Me: Oh, okay. Sweet! So you also try to preserve lands or? Katrina: Yep. Yep! I protect wild lands
Me: What's your favorite thing to do at Turtle Lake Refuge? Katrina: I do like emptying compost. (Laughs) And bringing it back. I love teaching. Definitely that's probably my favoritest thing I love-working with interested people...teaching them about the wild plants.
Me: What training did you do in order to establish Turtle Lake Refuge? Katrina: I would say my most valuable training was all the time I spent in the woods. All the time with just communicating with the plants and usually it's solo time. But then I also benefited from graduate school because I got a degree in biology but I got a Master's in holistic health education. So, that was useful! And just people skills training. I guess just years of teaching and working with people pays off.
Me: What steps did you take to get into your current position? Katrina: Hmm, well I just had to start it! Like it didn't exist without me just saying, "Oh! There's a need for our town to eat more wild foods and be aware of how important wild plants are." So, I think the steps were going for it and not really thinking where I was going?
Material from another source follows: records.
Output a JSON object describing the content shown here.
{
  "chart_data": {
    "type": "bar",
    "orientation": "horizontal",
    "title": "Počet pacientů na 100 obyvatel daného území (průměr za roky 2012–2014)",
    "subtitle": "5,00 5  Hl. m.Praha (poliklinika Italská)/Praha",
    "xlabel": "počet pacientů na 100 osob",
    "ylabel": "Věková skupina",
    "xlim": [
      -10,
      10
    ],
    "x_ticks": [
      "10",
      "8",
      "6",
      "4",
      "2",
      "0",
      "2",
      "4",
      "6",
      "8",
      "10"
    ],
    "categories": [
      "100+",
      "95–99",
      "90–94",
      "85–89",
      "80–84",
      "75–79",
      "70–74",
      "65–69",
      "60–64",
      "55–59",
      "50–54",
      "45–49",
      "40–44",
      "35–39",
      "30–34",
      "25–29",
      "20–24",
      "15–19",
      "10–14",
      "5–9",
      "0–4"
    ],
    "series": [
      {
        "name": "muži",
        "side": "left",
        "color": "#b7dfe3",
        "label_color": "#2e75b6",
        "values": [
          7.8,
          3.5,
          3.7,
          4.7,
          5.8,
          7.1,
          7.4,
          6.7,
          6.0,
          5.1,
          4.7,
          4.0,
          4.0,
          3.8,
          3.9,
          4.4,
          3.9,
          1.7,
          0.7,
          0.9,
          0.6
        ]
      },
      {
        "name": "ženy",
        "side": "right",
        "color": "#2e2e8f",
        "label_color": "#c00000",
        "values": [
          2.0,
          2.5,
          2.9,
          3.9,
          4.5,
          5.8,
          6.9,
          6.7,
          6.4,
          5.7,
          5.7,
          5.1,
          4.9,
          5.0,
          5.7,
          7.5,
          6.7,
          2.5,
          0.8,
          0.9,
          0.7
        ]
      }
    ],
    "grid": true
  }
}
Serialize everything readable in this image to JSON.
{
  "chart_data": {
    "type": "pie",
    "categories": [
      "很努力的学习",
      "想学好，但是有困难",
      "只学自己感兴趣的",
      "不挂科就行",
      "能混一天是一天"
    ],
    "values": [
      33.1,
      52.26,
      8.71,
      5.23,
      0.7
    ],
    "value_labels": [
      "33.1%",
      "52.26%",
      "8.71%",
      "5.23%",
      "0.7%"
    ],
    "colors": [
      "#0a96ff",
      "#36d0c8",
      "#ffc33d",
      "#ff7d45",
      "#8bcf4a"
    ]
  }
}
Me: I know college helped a little bit. So, (thinks for a second) you have so many things going on and I'm trying to figure out how you managed to do it all. So, before you started off where did you...You already had the house managed and in order to buy the farm you had to buy acres? Katrina: Mhm, two.
Me: Yeah, so I guess like, did you have to buy products to start growing the micro-greens? Katrina: You know, I think it started by my mom and aunt using this as the Rocky Mountain Retreat as a healing center. So I learned how to grow these micro-greens because I worked for them. (And I was in high school) And I also did these recipes and then my aunt got cancer and I went with this healing retreat with them for a couple of weeks. I learned about that program and learned what she was doing. She got rid of her cancer. But then she died. And I actually thought that I was gonna go after graduate school to help my mom do the retreat but then it ended up not turning out that way. Turtle Lake started instead. So, in a way it just had a different nature. Instead of people just coming to study for ten to eleven days to go away, we just started building a community here and growing it.
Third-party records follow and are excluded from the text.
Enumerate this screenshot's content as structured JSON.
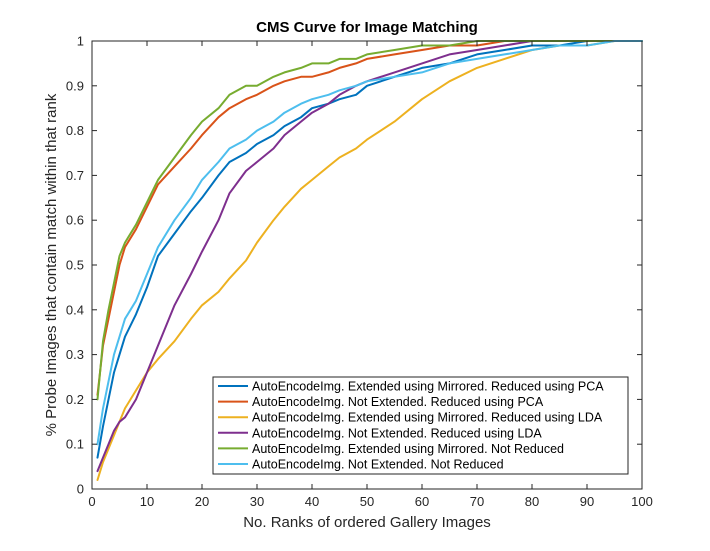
{
  "chart_data": {
    "type": "line",
    "title": "CMS Curve for Image Matching",
    "xlabel": "No. Ranks of ordered Gallery Images",
    "ylabel": "% Probe Images that contain match within that rank",
    "xlim": [
      0,
      100
    ],
    "ylim": [
      0,
      1
    ],
    "xticks": [
      0,
      10,
      20,
      30,
      40,
      50,
      60,
      70,
      80,
      90,
      100
    ],
    "yticks": [
      0,
      0.1,
      0.2,
      0.3,
      0.4,
      0.5,
      0.6,
      0.7,
      0.8,
      0.9,
      1
    ],
    "xtick_labels": [
      "0",
      "10",
      "20",
      "30",
      "40",
      "50",
      "60",
      "70",
      "80",
      "90",
      "100"
    ],
    "ytick_labels": [
      "0",
      "0.1",
      "0.2",
      "0.3",
      "0.4",
      "0.5",
      "0.6",
      "0.7",
      "0.8",
      "0.9",
      "1"
    ],
    "grid": false,
    "legend_position": "bottom-right",
    "x": [
      1,
      2,
      3,
      4,
      5,
      6,
      8,
      10,
      12,
      15,
      18,
      20,
      23,
      25,
      28,
      30,
      33,
      35,
      38,
      40,
      43,
      45,
      48,
      50,
      55,
      60,
      65,
      70,
      75,
      80,
      85,
      90,
      95,
      100
    ],
    "series": [
      {
        "name": "AutoEncodeImg. Extended using Mirrored. Reduced using PCA",
        "color": "#0072BD",
        "values": [
          0.07,
          0.14,
          0.2,
          0.26,
          0.3,
          0.34,
          0.39,
          0.45,
          0.52,
          0.57,
          0.62,
          0.65,
          0.7,
          0.73,
          0.75,
          0.77,
          0.79,
          0.81,
          0.83,
          0.85,
          0.86,
          0.87,
          0.88,
          0.9,
          0.92,
          0.94,
          0.95,
          0.97,
          0.98,
          0.99,
          0.99,
          1,
          1,
          1
        ]
      },
      {
        "name": "AutoEncodeImg. Not Extended. Reduced using PCA",
        "color": "#D95319",
        "values": [
          0.21,
          0.32,
          0.38,
          0.44,
          0.5,
          0.54,
          0.58,
          0.63,
          0.68,
          0.72,
          0.76,
          0.79,
          0.83,
          0.85,
          0.87,
          0.88,
          0.9,
          0.91,
          0.92,
          0.92,
          0.93,
          0.94,
          0.95,
          0.96,
          0.97,
          0.98,
          0.99,
          0.99,
          1,
          1,
          1,
          1,
          1,
          1
        ]
      },
      {
        "name": "AutoEncodeImg. Extended using Mirrored. Reduced using LDA",
        "color": "#EDB120",
        "values": [
          0.02,
          0.06,
          0.09,
          0.12,
          0.15,
          0.18,
          0.22,
          0.26,
          0.29,
          0.33,
          0.38,
          0.41,
          0.44,
          0.47,
          0.51,
          0.55,
          0.6,
          0.63,
          0.67,
          0.69,
          0.72,
          0.74,
          0.76,
          0.78,
          0.82,
          0.87,
          0.91,
          0.94,
          0.96,
          0.98,
          0.99,
          0.99,
          1,
          1
        ]
      },
      {
        "name": "AutoEncodeImg. Not Extended. Reduced using LDA",
        "color": "#7E2F8E",
        "values": [
          0.04,
          0.07,
          0.1,
          0.13,
          0.15,
          0.16,
          0.2,
          0.26,
          0.32,
          0.41,
          0.48,
          0.53,
          0.6,
          0.66,
          0.71,
          0.73,
          0.76,
          0.79,
          0.82,
          0.84,
          0.86,
          0.88,
          0.9,
          0.91,
          0.93,
          0.95,
          0.97,
          0.98,
          0.99,
          1,
          1,
          1,
          1,
          1
        ]
      },
      {
        "name": "AutoEncodeImg. Extended using Mirrored. Not Reduced",
        "color": "#77AC30",
        "values": [
          0.2,
          0.33,
          0.4,
          0.46,
          0.52,
          0.55,
          0.59,
          0.64,
          0.69,
          0.74,
          0.79,
          0.82,
          0.85,
          0.88,
          0.9,
          0.9,
          0.92,
          0.93,
          0.94,
          0.95,
          0.95,
          0.96,
          0.96,
          0.97,
          0.98,
          0.99,
          0.99,
          1,
          1,
          1,
          1,
          1,
          1,
          1
        ]
      },
      {
        "name": "AutoEncodeImg. Not Extended. Not Reduced",
        "color": "#4DBEEE",
        "values": [
          0.1,
          0.18,
          0.24,
          0.3,
          0.34,
          0.38,
          0.42,
          0.48,
          0.54,
          0.6,
          0.65,
          0.69,
          0.73,
          0.76,
          0.78,
          0.8,
          0.82,
          0.84,
          0.86,
          0.87,
          0.88,
          0.89,
          0.9,
          0.91,
          0.92,
          0.93,
          0.95,
          0.96,
          0.97,
          0.98,
          0.99,
          0.99,
          1,
          1
        ]
      }
    ]
  }
}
Me: How long have you've been working here and starting Turtle Lake? Katrina: So, I started it as a concept in 1997. But then the next year in 1998, I came back to graduate school and that's when I started serving lunches on that yellow bicycle at the Smiley building. I sold cat tail cookies, apple juice on dry
ice, you had to reach in the cobwebs to get it! Then the next Tuesday, I just
started doing lunches. And did that for a whole year. And then decided to come and serve lunch here.